When my husband and I tell friends that I’m pregnant, their first question after “Congratulations” is almost always “Do you know what you want?” We like to respond that we won’t know the gender until our child is 18 and that they’ll let us know then. Everyone laughs at this. There is a truth to our line, though, one that hints at possibilities that are much more complex than whatever genitalia our child might be born with: the truth that we ultimately have no idea who—rather than what—is growing inside my belly. Who will this person be? What kind of person will we become parents to? How will they change our lives and who we are? This is a wondrous and terrifying concept, one that renders us both helpless and humbled.

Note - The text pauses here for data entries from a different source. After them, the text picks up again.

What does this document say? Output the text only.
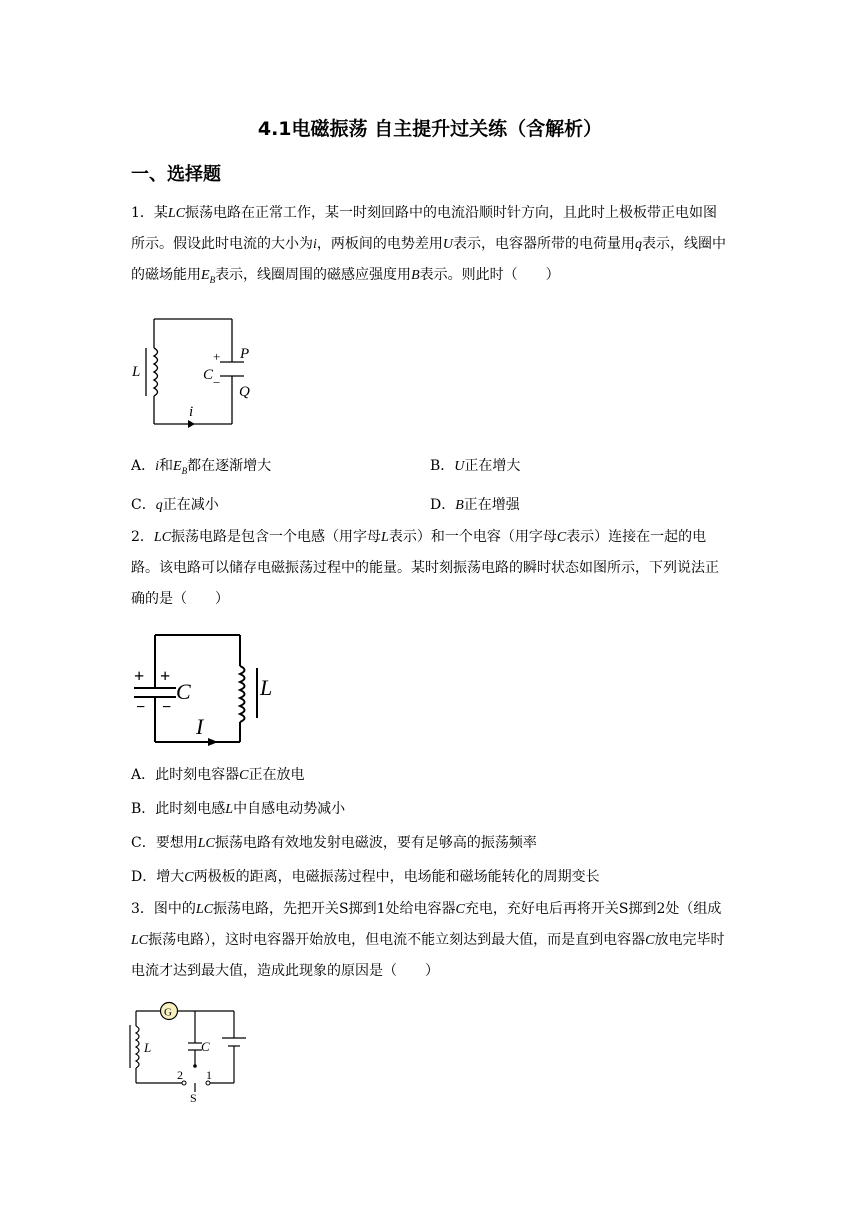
4.1电磁振荡 自主提升过关练（含解析）
一、选择题
1．某LC振荡电路在正常工作，某一时刻回路中的电流沿顺时针方向，且此时上极板带正电如图所示。假设此时电流的大小为i，两板间的电势差用U表示，电容器所带的电荷量用q表示，线圈中的磁场能用$E_B$表示，线圈周围的磁感应强度用B表示。则此时（　　）
L	C
P
Q
+
−
i
A．i和$E_B$都在逐渐增大	B．U正在增大
C．q正在减小	D．B正在增强
2．LC振荡电路是包含一个电感（用字母L表示）和一个电容（用字母C表示）连接在一起的电路。该电路可以储存电磁振荡过程中的能量。某时刻振荡电路的瞬时状态如图所示，下列说法正确的是（　　）
+ +
− −
C	L
I
A．此时刻电容器C正在放电
B．此时刻电感L中自感电动势减小
C．要想用LC振荡电路有效地发射电磁波，要有足够高的振荡频率
D．增大C两极板的距离，电磁振荡过程中，电场能和磁场能转化的周期变长
3．图中的LC振荡电路，先把开关S掷到1处给电容器C充电，充好电后再将开关S掷到2处（组成LC振荡电路），这时电容器开始放电，但电流不能立刻达到最大值，而是直到电容器C放电完毕时电流才达到最大值，造成此现象的原因是（　　）
G
L	C
2 1
S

Her assertion that a person can’t self-determine until they turn 18 is puzzling, but as I’ve already said, everyone has some puzzling opinions about gender, regardless. The rest of her essay, and the video itself, follows similar beats. When her husband informs someone “we’re pregnant,” she “resents” that “his entire family’s DNA is inside of me but that my DNA is not inside him.” One night, she recounts scrolling through a series of Instagram gender reveal videos, and remarks that she feels “impolite” watching them, like she is “peering in on something intensely private.” Later in the essay, her husband is watching football, and this interaction happens: “He makes a remark about how it’d be fun to have a little boy to watch with. “Girls watch football too!” I shoot back. He shrugs his shoulders and laughs.”

Her feeling that she might possibly have a boy persists throughout the rest of her essay. Midway through, Emrata recalls a phone call with a friend about the subject, during which they “immediately agree” on her premonition:

Despite my apprehensions about having a boy, when I call my best friend to tell her I’m pregnant, we both immediately agree on our shared instinct: I’m carrying a boy. “I’m picturing a dark-haired son,” my friend tells me over FaceTime, “I don’t know why; I can just see it.” I nod and study the red fabric of my couch, trying to imagine a baby boy’s tiny body lying next to my thigh.

Musing on her urges, and the urges of her husband and friends and family, she writes: “A lot of our life experiences are gendered, and it would be dishonest to try to deny the reality of many of them.” Emrata grapples with this, for a bit, wondering how a child can escape the constraints placed upon them from birth, by society at large, and their own family, and then ends her essay with the internal realization that she is “undeniably helpless when it comes to almost everything surrounding my pregnancy,” but the thought, she writes, leaves her “surprisingly unbothered.” Congrats to her, then, and that husband of hers. Please know that you don’t have to be 18 to form an opinion about gender. Everyone clearly has lots of them, even kids, and babies, and me, and most especially, Emrata.